Weser nehrin romantik kıyısında gerginBremen şehri, ülkenin kuzey kesiminde göreceli olarak küçük fakat manzaraları ve pitoresk bir şehirdir. 787'de Charles the Great tarafından kuruldu. Bir zamanlar Bremen tüccarının halk refahı ve refahı bu güne kadar hissedilir. Muhtemelen yerel zenginliklerin en iyi kanıtı, Avrupa'nın en güzel meydanlarından biri olan Eski Kent'in Pazar Meydanı. Burada kentin ihtişamı ve antik katedrallerin bulunduğu tarihi ve muhteşem ortaçağ evleri ve tarihi eserlere sahip heykeller bulunmaktadır. Ancak meydanın ziyaret kartı Bremen Belediye Binası'dır. Bugün bu bina yerel Senato tarafından işgal edilmiştir. Belediye binasından uzak olmayan iki muhteşem anıt var: dünyaca ünlü Bremen müzisyenleri ve Roland şehrinin koruyucusu, 10 m yüksekliğe ulaştı. Orta Çağ peri masalı izlenimi uzak XI yüzyılda dikilmiş olan Aziz Peter Katedrali tarafından güçlendirilmiştir. Pazar Meydanı'na, pitoresk dar sokaklara sahip eski bir çeyrek var. Burası "Schnoor" olarak anılır, burada uzun süredir yaşayan müzisyenler ve sanatçılar, zanaatkârlar. Ve yerin adı "kord" kelimesinden geliyor - evler birbirlerine sıkıca bastırılıyor, sanki bir kordon üzerinde özel olarak gerilmiş gibi. Bu çeyrekte leziz lezzetli Bremen yemeklerinin kaliteli ürünlerle hazırlandığı antikalar ve çeşitli püskülü şövalyeler, sanat galerileri, muhteşem yerel kafeler bulabileceğiniz güzel mağazalar bulabilirsiniz.

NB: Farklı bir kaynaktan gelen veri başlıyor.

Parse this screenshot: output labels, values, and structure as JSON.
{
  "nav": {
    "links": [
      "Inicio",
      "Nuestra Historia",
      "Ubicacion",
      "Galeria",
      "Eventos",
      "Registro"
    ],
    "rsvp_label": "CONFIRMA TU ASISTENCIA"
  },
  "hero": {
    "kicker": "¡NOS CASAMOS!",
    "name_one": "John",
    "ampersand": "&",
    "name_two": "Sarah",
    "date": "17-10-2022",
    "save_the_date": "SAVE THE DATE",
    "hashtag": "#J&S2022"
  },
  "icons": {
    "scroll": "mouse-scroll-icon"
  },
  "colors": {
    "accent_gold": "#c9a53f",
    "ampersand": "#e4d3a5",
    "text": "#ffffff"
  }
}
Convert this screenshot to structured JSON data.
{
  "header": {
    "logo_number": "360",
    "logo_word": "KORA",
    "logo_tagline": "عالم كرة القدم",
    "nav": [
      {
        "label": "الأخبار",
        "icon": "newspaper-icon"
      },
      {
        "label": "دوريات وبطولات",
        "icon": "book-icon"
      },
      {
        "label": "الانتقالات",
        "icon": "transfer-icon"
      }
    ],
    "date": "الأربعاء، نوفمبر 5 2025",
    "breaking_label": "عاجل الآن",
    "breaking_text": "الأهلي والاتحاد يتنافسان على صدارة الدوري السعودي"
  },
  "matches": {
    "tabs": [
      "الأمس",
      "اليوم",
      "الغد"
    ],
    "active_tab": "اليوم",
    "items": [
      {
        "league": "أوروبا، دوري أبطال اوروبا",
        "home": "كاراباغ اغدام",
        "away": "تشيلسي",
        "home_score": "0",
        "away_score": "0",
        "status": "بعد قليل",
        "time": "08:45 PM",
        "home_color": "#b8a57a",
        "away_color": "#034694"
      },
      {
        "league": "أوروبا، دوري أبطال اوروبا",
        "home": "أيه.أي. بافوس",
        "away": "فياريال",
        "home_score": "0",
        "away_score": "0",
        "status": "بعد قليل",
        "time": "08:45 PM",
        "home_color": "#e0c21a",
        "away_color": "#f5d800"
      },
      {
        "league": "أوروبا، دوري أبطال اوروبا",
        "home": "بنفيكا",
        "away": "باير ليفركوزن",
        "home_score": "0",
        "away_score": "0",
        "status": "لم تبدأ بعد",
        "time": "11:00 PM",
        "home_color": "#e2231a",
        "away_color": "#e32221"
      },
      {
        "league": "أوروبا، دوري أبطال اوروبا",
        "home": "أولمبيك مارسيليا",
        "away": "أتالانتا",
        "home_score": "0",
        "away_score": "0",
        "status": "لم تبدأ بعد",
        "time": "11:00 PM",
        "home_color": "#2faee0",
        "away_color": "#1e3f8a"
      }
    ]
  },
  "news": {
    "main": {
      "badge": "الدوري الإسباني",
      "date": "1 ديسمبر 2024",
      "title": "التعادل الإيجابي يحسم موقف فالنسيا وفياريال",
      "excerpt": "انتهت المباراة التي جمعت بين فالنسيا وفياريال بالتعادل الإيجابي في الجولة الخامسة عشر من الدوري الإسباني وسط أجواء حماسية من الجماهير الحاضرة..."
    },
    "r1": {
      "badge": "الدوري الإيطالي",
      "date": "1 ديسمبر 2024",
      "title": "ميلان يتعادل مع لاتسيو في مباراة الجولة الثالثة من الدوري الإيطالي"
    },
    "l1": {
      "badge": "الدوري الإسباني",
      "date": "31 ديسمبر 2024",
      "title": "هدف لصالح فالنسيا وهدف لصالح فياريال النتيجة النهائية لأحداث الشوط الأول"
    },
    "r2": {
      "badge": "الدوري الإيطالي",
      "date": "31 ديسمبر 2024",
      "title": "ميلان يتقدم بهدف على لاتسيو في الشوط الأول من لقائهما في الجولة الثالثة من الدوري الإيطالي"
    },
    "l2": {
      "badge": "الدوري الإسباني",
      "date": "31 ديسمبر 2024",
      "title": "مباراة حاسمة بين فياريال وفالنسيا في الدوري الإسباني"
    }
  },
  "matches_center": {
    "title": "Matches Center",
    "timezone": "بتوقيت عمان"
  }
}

Büyük Almanların Panteonu - Valhalla

En ilginç ve görkemli yerlerden biriAlmanya Regensburg şehrine yakın ve Valhalla denir. Tuna Nehri'nin yüksek kıyısında, antik mimarinin en iyi geleneklerinde tutulan anıtsal bir yapıdır. Beyaz mermer tapınağı, merdivenlerini nehre indirir ve insanları ebediyen, kahramanca, yükseklere çeker. Belki de, Valhalla devletin görkemli tarihinin en güçlü, en güzel anıtıdır. Valhalla'nın orijinal anlamında - bu, kahramanların ve yarı tanrıların ölümden sonra gittikleri yerdir. 18 Ekim 1842'de Panteon'un açılış gününde Kral Ludwig, bu anıtın yaşadıkları her yerde, bir anayurdu ve gurur duyacağı bir hikayesi olduğu gerçeği hakkında Almanlara hatırlatması gerektiğini söyledim. Burada, bir şekilde ya da başka bir şekilde Alman kültürünü etkileyen (büstler arasında Rus İmparatoriçesi II. Catherine'e ait olanlar) büstler ve anıt plaketler yer alıyor.